A profound belief in human dignity reappears in Charlotte Gray, Faulks’ novel of the Second World War. Levade, a Catholic Jew living in Vichy France in 1942, writes in his diary:
“No child born knows the world he is entering, and at the moment of his birth he is a stranger to his parents. When he dies, many years later, there may be regrets among those left behind that they never knew him better, but he is forgotten almost as soon as he dies because there is no time for others to puzzle out his life. After a few years he will be referred to once or twice by a grandchild, then by no one at all. Unknown at the moment of birth, unknown after death. This weight of solitude! A being unknown.

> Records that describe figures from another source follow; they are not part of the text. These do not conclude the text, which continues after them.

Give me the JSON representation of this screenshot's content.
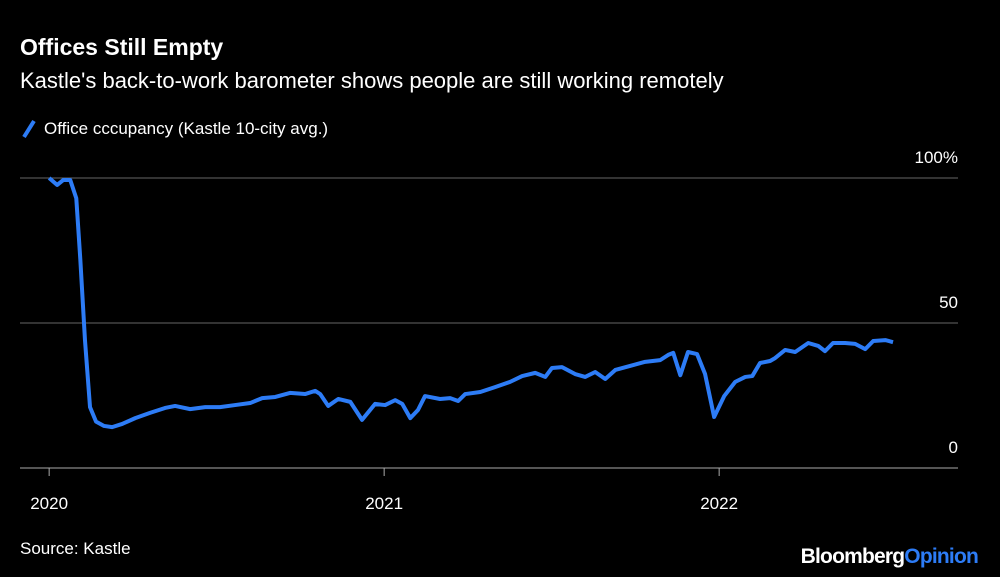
{
  "chart_data": {
    "type": "line",
    "title": "Offices Still Empty",
    "subtitle": "Kastle's back-to-work barometer shows people are still working remotely",
    "x": [
      2020.0,
      2020.024,
      2020.042,
      2020.063,
      2020.081,
      2020.093,
      2020.107,
      2020.122,
      2020.14,
      2020.164,
      2020.188,
      2020.218,
      2020.257,
      2020.301,
      2020.346,
      2020.376,
      2020.421,
      2020.466,
      2020.51,
      2020.555,
      2020.6,
      2020.636,
      2020.675,
      2020.719,
      2020.764,
      2020.794,
      2020.809,
      2020.833,
      2020.863,
      2020.899,
      2020.934,
      2020.973,
      2021.003,
      2021.033,
      2021.054,
      2021.078,
      2021.101,
      2021.122,
      2021.167,
      2021.197,
      2021.221,
      2021.242,
      2021.287,
      2021.331,
      2021.376,
      2021.412,
      2021.451,
      2021.481,
      2021.501,
      2021.531,
      2021.57,
      2021.6,
      2021.63,
      2021.66,
      2021.69,
      2021.734,
      2021.779,
      2021.824,
      2021.848,
      2021.863,
      2021.884,
      2021.907,
      2021.934,
      2021.958,
      2021.985,
      2022.015,
      2022.048,
      2022.078,
      2022.099,
      2022.122,
      2022.152,
      2022.167,
      2022.197,
      2022.227,
      2022.266,
      2022.296,
      2022.316,
      2022.34,
      2022.376,
      2022.406,
      2022.436,
      2022.46,
      2022.496,
      2022.519
    ],
    "series": [
      {
        "name": "Office cccupancy (Kastle 10-city avg.)",
        "color": "#2d7cf6",
        "values": [
          100,
          97.6,
          99.3,
          99.3,
          93,
          72,
          44,
          21,
          16,
          14.5,
          14.1,
          15.2,
          17.2,
          19,
          20.7,
          21.4,
          20.3,
          21,
          21,
          21.7,
          22.4,
          24.1,
          24.5,
          25.9,
          25.5,
          26.6,
          25.5,
          21.4,
          23.8,
          22.8,
          16.6,
          22.1,
          21.7,
          23.4,
          22.1,
          17.2,
          20,
          24.8,
          23.8,
          24.1,
          23.1,
          25.5,
          26.2,
          27.9,
          29.7,
          31.7,
          32.8,
          31.4,
          34.5,
          34.8,
          32.4,
          31.4,
          33.1,
          30.7,
          33.8,
          35.2,
          36.6,
          37.2,
          39,
          39.7,
          32,
          40,
          39.3,
          32.4,
          17.6,
          24.8,
          29.7,
          31.4,
          31.7,
          36.2,
          36.9,
          37.9,
          40.7,
          40,
          43.1,
          42.1,
          40.3,
          43.1,
          43.1,
          42.8,
          41,
          43.8,
          44.1,
          43.4
        ]
      }
    ],
    "xlim": [
      2019.913,
      2022.713
    ],
    "xticks": [
      2020,
      2021,
      2022
    ],
    "ylim": [
      0,
      100
    ],
    "yticks": [
      0,
      50,
      {
        "value": 100,
        "label": "100%"
      }
    ],
    "grid": true,
    "source": "Source: Kastle"
  },
  "brand": {
    "name": "Bloomberg",
    "accent": "Opinion"
  }
}
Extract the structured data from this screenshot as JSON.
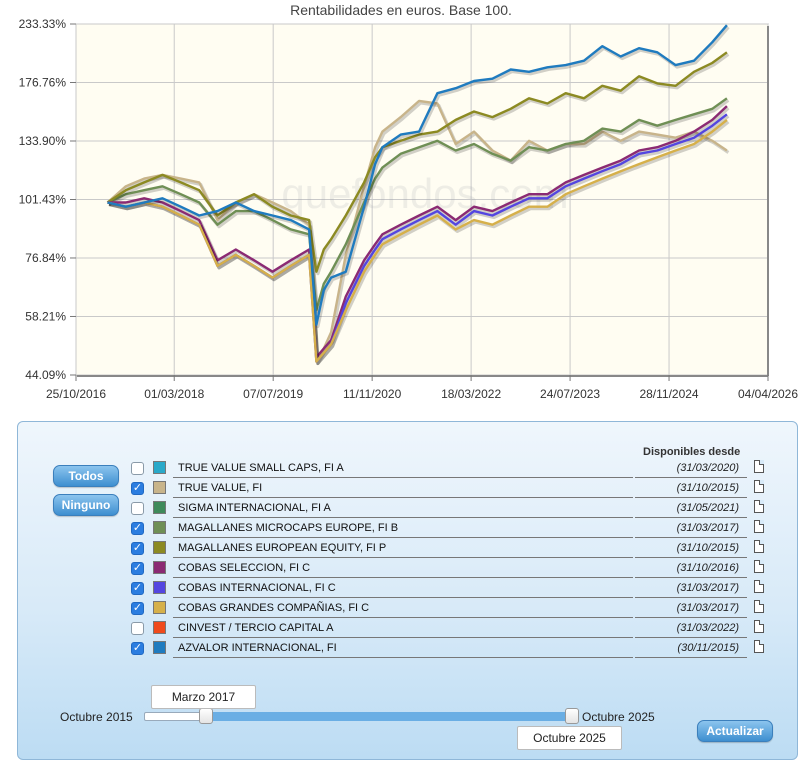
{
  "chart_data": {
    "type": "line",
    "title": "Rentabilidades en euros. Base 100.",
    "watermark": "quefondos.com",
    "y_ticks": [
      "233.33%",
      "176.76%",
      "133.90%",
      "101.43%",
      "76.84%",
      "58.21%",
      "44.09%"
    ],
    "y_tick_values": [
      233.33,
      176.76,
      133.9,
      101.43,
      76.84,
      58.21,
      44.09
    ],
    "y_scale": "log",
    "x_ticks": [
      "25/10/2016",
      "01/03/2018",
      "07/07/2019",
      "11/11/2020",
      "18/03/2022",
      "24/07/2023",
      "28/11/2024",
      "04/04/2026"
    ],
    "x_tick_values": [
      2016.82,
      2018.16,
      2019.51,
      2020.86,
      2022.21,
      2023.56,
      2024.91,
      2026.26
    ],
    "x": [
      2017.25,
      2017.5,
      2017.75,
      2018.0,
      2018.25,
      2018.5,
      2018.75,
      2019.0,
      2019.25,
      2019.5,
      2019.75,
      2020.0,
      2020.1,
      2020.2,
      2020.3,
      2020.5,
      2020.75,
      2020.9,
      2021.0,
      2021.25,
      2021.5,
      2021.75,
      2022.0,
      2022.25,
      2022.5,
      2022.75,
      2023.0,
      2023.25,
      2023.5,
      2023.75,
      2024.0,
      2024.25,
      2024.5,
      2024.75,
      2025.0,
      2025.25,
      2025.5,
      2025.7
    ],
    "series": [
      {
        "name": "TRUE VALUE, FI",
        "color": "#c8b48a",
        "values": [
          100,
          108,
          112,
          114,
          112,
          110,
          92,
          100,
          104,
          100,
          96,
          90,
          47,
          50,
          54,
          78,
          108,
          130,
          140,
          150,
          162,
          160,
          132,
          140,
          128,
          122,
          134,
          128,
          132,
          132,
          140,
          134,
          140,
          138,
          136,
          140,
          134,
          128
        ]
      },
      {
        "name": "MAGALLANES MICROCAPS EUROPE, FI B",
        "color": "#6f8f55",
        "values": [
          100,
          104,
          106,
          108,
          104,
          100,
          90,
          96,
          96,
          92,
          88,
          86,
          60,
          68,
          72,
          82,
          100,
          112,
          118,
          126,
          130,
          134,
          128,
          132,
          126,
          122,
          130,
          128,
          132,
          134,
          142,
          140,
          148,
          144,
          148,
          152,
          156,
          164
        ]
      },
      {
        "name": "MAGALLANES EUROPEAN EQUITY, FI P",
        "color": "#8c8a22",
        "values": [
          100,
          106,
          110,
          114,
          110,
          106,
          94,
          100,
          104,
          98,
          94,
          92,
          72,
          80,
          84,
          94,
          110,
          124,
          130,
          134,
          138,
          140,
          148,
          154,
          150,
          156,
          164,
          160,
          168,
          164,
          174,
          170,
          182,
          176,
          174,
          186,
          194,
          204
        ]
      },
      {
        "name": "COBAS SELECCION, FI C",
        "color": "#8b2a73",
        "values": [
          100,
          100,
          102,
          100,
          96,
          92,
          76,
          80,
          76,
          72,
          76,
          80,
          48,
          50,
          52,
          64,
          76,
          82,
          86,
          90,
          94,
          98,
          92,
          98,
          96,
          100,
          104,
          104,
          110,
          114,
          118,
          122,
          128,
          130,
          134,
          140,
          148,
          158
        ]
      },
      {
        "name": "COBAS INTERNACIONAL, FI C",
        "color": "#5446e0",
        "values": [
          100,
          98,
          100,
          98,
          94,
          90,
          74,
          78,
          74,
          70,
          74,
          78,
          47,
          49,
          51,
          62,
          74,
          80,
          84,
          88,
          92,
          96,
          90,
          96,
          94,
          98,
          102,
          102,
          108,
          112,
          116,
          120,
          126,
          128,
          132,
          136,
          144,
          152
        ]
      },
      {
        "name": "COBAS GRANDES COMPAÑIAS, FI C",
        "color": "#d6b04a",
        "values": [
          100,
          98,
          100,
          98,
          94,
          90,
          74,
          78,
          74,
          70,
          74,
          78,
          47,
          49,
          51,
          60,
          72,
          78,
          82,
          86,
          90,
          94,
          88,
          92,
          90,
          94,
          98,
          98,
          104,
          108,
          112,
          116,
          120,
          124,
          128,
          132,
          140,
          148
        ]
      },
      {
        "name": "AZVALOR INTERNACIONAL, FI",
        "color": "#1f7bbf",
        "values": [
          100,
          98,
          100,
          102,
          98,
          94,
          96,
          100,
          96,
          94,
          92,
          88,
          56,
          66,
          70,
          72,
          98,
          120,
          130,
          138,
          140,
          168,
          172,
          178,
          180,
          188,
          186,
          190,
          192,
          196,
          210,
          200,
          208,
          204,
          192,
          196,
          214,
          232
        ]
      }
    ]
  },
  "selection": {
    "todos_label": "Todos",
    "ninguno_label": "Ninguno",
    "available_header": "Disponibles desde",
    "funds": [
      {
        "name": "TRUE VALUE SMALL CAPS, FI A",
        "date": "(31/03/2020)",
        "color": "#2aa9c9",
        "checked": false
      },
      {
        "name": "TRUE VALUE, FI",
        "date": "(31/10/2015)",
        "color": "#c8b48a",
        "checked": true
      },
      {
        "name": "SIGMA INTERNACIONAL, FI A",
        "date": "(31/05/2021)",
        "color": "#3f8a5a",
        "checked": false
      },
      {
        "name": "MAGALLANES MICROCAPS EUROPE, FI B",
        "date": "(31/03/2017)",
        "color": "#6f8f55",
        "checked": true
      },
      {
        "name": "MAGALLANES EUROPEAN EQUITY, FI P",
        "date": "(31/10/2015)",
        "color": "#8c8a22",
        "checked": true
      },
      {
        "name": "COBAS SELECCION, FI C",
        "date": "(31/10/2016)",
        "color": "#8b2a73",
        "checked": true
      },
      {
        "name": "COBAS INTERNACIONAL, FI C",
        "date": "(31/03/2017)",
        "color": "#5446e0",
        "checked": true
      },
      {
        "name": "COBAS GRANDES COMPAÑIAS, FI C",
        "date": "(31/03/2017)",
        "color": "#d6b04a",
        "checked": true
      },
      {
        "name": "CINVEST / TERCIO CAPITAL A",
        "date": "(31/03/2022)",
        "color": "#f04a1c",
        "checked": false
      },
      {
        "name": "AZVALOR INTERNACIONAL, FI",
        "date": "(30/11/2015)",
        "color": "#1f7bbf",
        "checked": true
      }
    ]
  },
  "range": {
    "min_label": "Octubre 2015",
    "max_label": "Octubre 2025",
    "from_label": "Marzo 2017",
    "to_label": "Octubre 2025",
    "from_fraction": 0.145,
    "to_fraction": 1.0
  },
  "update_label": "Actualizar"
}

And yet, if I believe in God, I am known. On the tombs of the English soldiers, the ones too fragmented to have a name, I remember that they wrote ‘Known unto God’. By this they meant that here was a man, who did once have arms and legs and a father and a mother, but they could not find all the parts of him – least of all his name.
God will know me, even as I cannot know myself. If He created me, then He has lived with me. He knows the nature of my temptations and the manner of my failing. So I am not alone. I have for my companion the creator of the world.
At the hour of my death I would wish to be ‘known unto God’.”
Maybe Faulks is not great writer, whatever that means, but there are few writers with a deeper insight into the human condition.
Ian, I’ve never read any Faulks, despite your regular references to his work. But reading this I realise I really must! Thank you.